The bling ring – Sofia Coppola – 2013

The bling ring - Sofia Coppola - 2013 dans Sofia Coppola 1016095_10151494983877106_1585328926_n-300x199 « Let’s go shopping! »

     8.5   Et si la plus belle adaptation du premier livre de Bret Easton Ellis, Moins que zéro, c’était The bling ring, de Sofia Coppola ? Dans le fond, on a déjà franchi l’errance de cette jeunesse en perdition qui régnait dans ce beau livre, on a même dépassé le suivant, Les lois de l’attraction, tant toute aspiration sentimentalo sexuelle étant ici entièrement évincée au profit du culte absolu du paraître, de la jouissance par le regard, par le glamour, un Glamorama en germe, culte des magazines people, des marques et des stars. Ils appellent Paris Hilton « Paris ». Monde où quand on pénètre dans un pub, on se doit de commander du champagne, en bouteille, porter des fringues hors de prix, adopter des postures, se prendre en photo avant de Facebookiser ou d’Instagramer tout ça. Dans une séquence complètement Ellisienne, le garçon de la bande, le seul entre toutes ces filles, paumé au départ, suiveur par la suite, s’esclaffe en voyant tout près de lui Kirsten Dunst, puis Paris Hilton dans le fond de la salle avant de probablement finir la soirée avec des producteurs de la série Entourage. Et si le jeu c’était cela ? Intégrer ce monde du paraître, s’immiscer entre les stars, vivre comme elles vivent (rouler en Porsche), porter ce qu’elles portent (chaussures à talons Christian Louboutin). Au départ, c’est un banal fait divers relaté dans un article de Vanity Fair qui aiguille Sofia Coppola, cette folle histoire de cambriolages de villas de stars effectués par des étudiants dont le pactole estimé s’éleva, avant leur arrestation, à trois millions de dollars. Passés maîtres de la cambriole non pas forcément chez les stars les plus friquées, mais chez les plus fashion, de Megan Fox à Orlando Bloom, en passant par Lindsay Lohan, que l’une des jeunes voleuses adoube à souhait, le petit groupe se crée une petite vie de starlettes, ventant ouvertement leurs équipées nocturnes en balançant des clichés éloquents sur la toile. Voler ceux qui nous font rêver, enfiler leurs costumes pour devenir un petit peu d’eux, une simple parcelle, rien qu’un sac de luxe Chanel parfois peut suffire, ou une Rolex. L’insouciance des conséquences jusqu’à l’utilisation de la petite sœur de l’une d’entre elles afin qu’elle leur ouvre, en passant par la chatière, la porte de la villa de Miranda Kerr.

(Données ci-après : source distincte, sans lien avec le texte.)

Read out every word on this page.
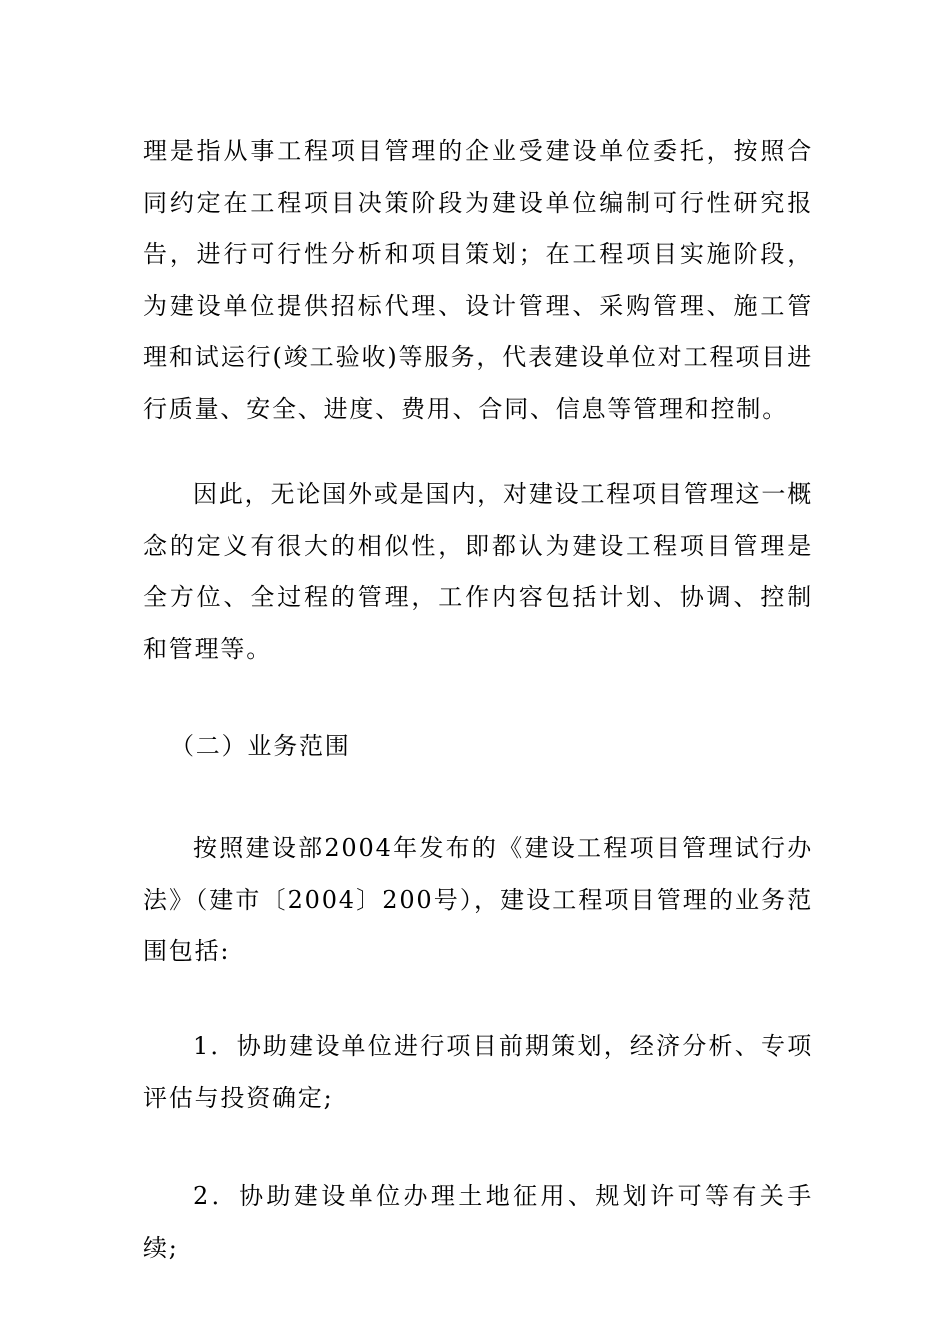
理是指从事工程项目管理的企业受建设单位委托，按照合同约定在工程项目决策阶段为建设单位编制可行性研究报告，进行可行性分析和项目策划；在工程项目实施阶段，为建设单位提供招标代理、设计管理、采购管理、施工管理和试运行(竣工验收)等服务，代表建设单位对工程项目进行质量、安全、进度、费用、合同、信息等管理和控制。

因此，无论国外或是国内，对建设工程项目管理这一概念的定义有很大的相似性，即都认为建设工程项目管理是全方位、全过程的管理，工作内容包括计划、协调、控制和管理等。

（二）业务范围

按照建设部2004年发布的《建设工程项目管理试行办法》（建市〔2004〕200号），建设工程项目管理的业务范围包括:

1．协助建设单位进行项目前期策划，经济分析、专项评估与投资确定;

2．协助建设单位办理土地征用、规划许可等有关手续;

     The bling ring est proche de Virgin suicides sur de nombreux points, tout d’abord car il me semble être l’amorce d’un relook pour Coppola, non pas qu’elle renie son cinéma, les thématiques restant similaires, mais elle était arrivée à une telle abstraction dans le précédent, réflexion par le vide sans aucun pic formel, qu’il lui fallait à tout prix une rupture conséquente, un film en mouvement, informe ou changeant continuellement de forme, comme si elle se cherchait à nouveau. On dirait presque un second premier film. En un sens je me prends à rêver que le film n’existe que sur un registre nettement plus expérimental, où chaque vol aurait été filmé différemment, sur le même temps imparti, des vols de Coppola qui remplaceraient les ciels ou les lacs de Benning, les crimes froids du Elephant de Alan Clarke, un voyage à travers l’Amérique non plus de piscines en piscines (The swimmer, de Frank Perry) mais de villas de célébrités en villa de célébrités. Coppola opte pour l’esprit Larry Clark, avec cette construction tendance Bully version soft, linéaire mais avec quelques interludes sous forme de flashs forward, où les personnages semblent faire face à la police ou à leur avocat, face caméra, entre deux séquences de braquage. Et il y a la présence parentale, inquiétante, comme c’était aussi le cas dans Virgin suicides. Sofia Coppola tente beaucoup de choses, moins que Korine évidemment (elle réussit moins, aussi) qui avec Spring breakers a crée quelque chose de totalement dégénéré, inépuisable, dû aussi au fait qu’elle se situe toujours dans une épure narrative, réduite ici à de simples répétitions de braquages, pour ainsi dire, qu’elle filme pourtant tous différemment. Filmer des voleuses en action. Pour rester sur la comparaison avec Spring breakers, je ne suis pas certain, contrairement à ce qu’on peut lire au sujet de The Bling ring, que Korine ait plus de choses à dire que Coppola. Il a davantage d’idées de cinéma dans sa besace, sans doute, mais dans le fond ces deux films racontent la même chose et sont tout aussi incomplet l’un que l’autre dans le constat qu’ils dressent de l’adolescence moderne, ce sont des films dans le fantasme et le souvenir, l’inconscience et le « présent néant ». En fait je trouve ça futile mais faussement futile, il n’y a pas de portrait exhaustif mais ça raconte tout de même beaucoup de choses, dans l’approche rêvée de capter une image, arrêter le temps, n’être qu’une projection fantasmée de soi.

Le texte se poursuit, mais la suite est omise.